Размер шрифта
-
+

Буча. Синдром Корсакова (сборник) - стр. 43

– Этот пацан, говорят, майора одного серьезного спас. Вчера полковник наведывался. Вас, слонов, на процедуры тогда водили. Все разорялся, шумел – как здоровье, да где лежит, какие условия.

Полковник и, правда, приезжал проведать Ивана – тот самый от разведки. Иван сквозь свои «колокольчики» слышал их разговор с доктором.

– Этого солдата надо лечить… лечить сильно, чтоб бегал. Будет? Хорошо. Парень себя не пожалел. Он Ваську Макогонова спас. Мы с Васькой от Ботлиха. Жена пирожков наготовила, супу. В ноги, в ноги пареньку, как говорится.

«Слава богу, успели. Не зря, значит», – подумал Иван и забылся дремучим сном.

Приснился ему калмык. Будто ползут они по полю, спешат. А у Ивана ног нет, и волочится за ним по земле синее дымящееся… Глянул, кишки его вытянулись, как веревки, брошенные кем-то впопыхах. Иван стал их подтягивать и обратно запихивать: пихает, а они не лезут в живот – места не хватает. Раздуло Ивана как барабан. Савва смеется. Иван ему: «Чурка, чего мою винтовку не взял? Потом же чистить!» А Савва: «Злой, как собак, но брат, брат, брат…» И колокола отовсюду – дон-н, дон-н.
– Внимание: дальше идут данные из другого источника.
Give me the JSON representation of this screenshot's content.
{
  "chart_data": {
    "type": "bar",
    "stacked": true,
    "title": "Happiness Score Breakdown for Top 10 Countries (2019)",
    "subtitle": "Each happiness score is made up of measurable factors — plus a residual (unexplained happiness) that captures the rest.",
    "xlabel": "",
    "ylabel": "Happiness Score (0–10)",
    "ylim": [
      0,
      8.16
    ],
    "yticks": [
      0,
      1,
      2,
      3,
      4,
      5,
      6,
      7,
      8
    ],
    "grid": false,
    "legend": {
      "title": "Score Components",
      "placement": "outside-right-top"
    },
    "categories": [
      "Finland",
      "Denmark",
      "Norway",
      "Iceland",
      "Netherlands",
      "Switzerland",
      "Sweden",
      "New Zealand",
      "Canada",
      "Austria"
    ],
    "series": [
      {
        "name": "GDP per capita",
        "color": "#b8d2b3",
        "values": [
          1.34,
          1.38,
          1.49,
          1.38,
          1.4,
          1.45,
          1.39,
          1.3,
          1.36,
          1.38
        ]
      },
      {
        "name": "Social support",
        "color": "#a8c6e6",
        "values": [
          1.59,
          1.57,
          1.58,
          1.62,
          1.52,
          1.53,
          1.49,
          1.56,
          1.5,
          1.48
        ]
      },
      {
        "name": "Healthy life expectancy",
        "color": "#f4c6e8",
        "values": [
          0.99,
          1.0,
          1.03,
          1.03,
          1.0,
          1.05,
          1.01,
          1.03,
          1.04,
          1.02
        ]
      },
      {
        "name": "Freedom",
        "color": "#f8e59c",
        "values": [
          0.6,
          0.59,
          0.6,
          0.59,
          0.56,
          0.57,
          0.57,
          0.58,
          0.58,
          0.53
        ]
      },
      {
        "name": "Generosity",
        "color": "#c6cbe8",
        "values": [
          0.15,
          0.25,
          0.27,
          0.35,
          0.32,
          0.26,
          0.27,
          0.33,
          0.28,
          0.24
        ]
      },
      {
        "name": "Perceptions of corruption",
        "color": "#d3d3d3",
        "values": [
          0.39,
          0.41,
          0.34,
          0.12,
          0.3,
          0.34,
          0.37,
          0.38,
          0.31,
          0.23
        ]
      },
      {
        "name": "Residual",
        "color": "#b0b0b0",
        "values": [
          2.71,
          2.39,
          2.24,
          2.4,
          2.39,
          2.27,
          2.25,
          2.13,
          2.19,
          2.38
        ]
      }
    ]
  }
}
Открыл Иван глаза, приподнялся на локте.

Из окна фонарь ему в глаза. В палате зелено от трескучего неона с потолка. За столом игроки-картежники. Шушукаются, сдают на новый кон.

– Доброе утро, славяне.

Прапор карты бросил. Витюша-добряк кистью, белым обмотышем, затряс.

– Проснулся. Так вечер. Лариска рыжая придет колоть, «плюс-минус» которая.

Авианаводчик снова колоду тасует.

– Похаваешь? На глюкозе только мочой исходить. Холодное осталось с ужина.

Наелся Иван до отвала, так что до тошноты. Затолкал в себя слипшихся макарон, котлетку припеченую с загустевшим жирком.

За столом игра вовсю. Раскурились – надымили. Вдруг дверь открылась, и вошла в палату медсестра.

Про рыжую медсестру говорили в госпитале всякое и нехорошее тоже.

Но «рыжая» гордо заходила в палаты, повиливая обтянутым выпуклым задком, распихивала по луженым глоткам таблетки, ловко колола в худые задницы. На пошлость кривилась снисходительно. Даже дружный похабный гогот не мог смутить ее. Была она некрасива: перезрелая – годам к сорока, как вино в бутылке, что откупорили, но все не допили: вкус уж не тот, и крепость слаба, но аромат еще остался.

В руках у медсестры поддончик со шприцами. Шагнула. Халатик с коленки. Белая коленка – пухлая, ароматная. Зачесалось у Ивана в ноздре. Народ за столом окурки в банку ныкать.

– Ну, што, басурмане, опять?.. Все, пишу рапорт на вашу палату. Курить в туалете! Гаворено же, – говор у рыжей южнорусский, мягкий. Но голос строгий. – Прапорщик, ну вы же взрослый человек.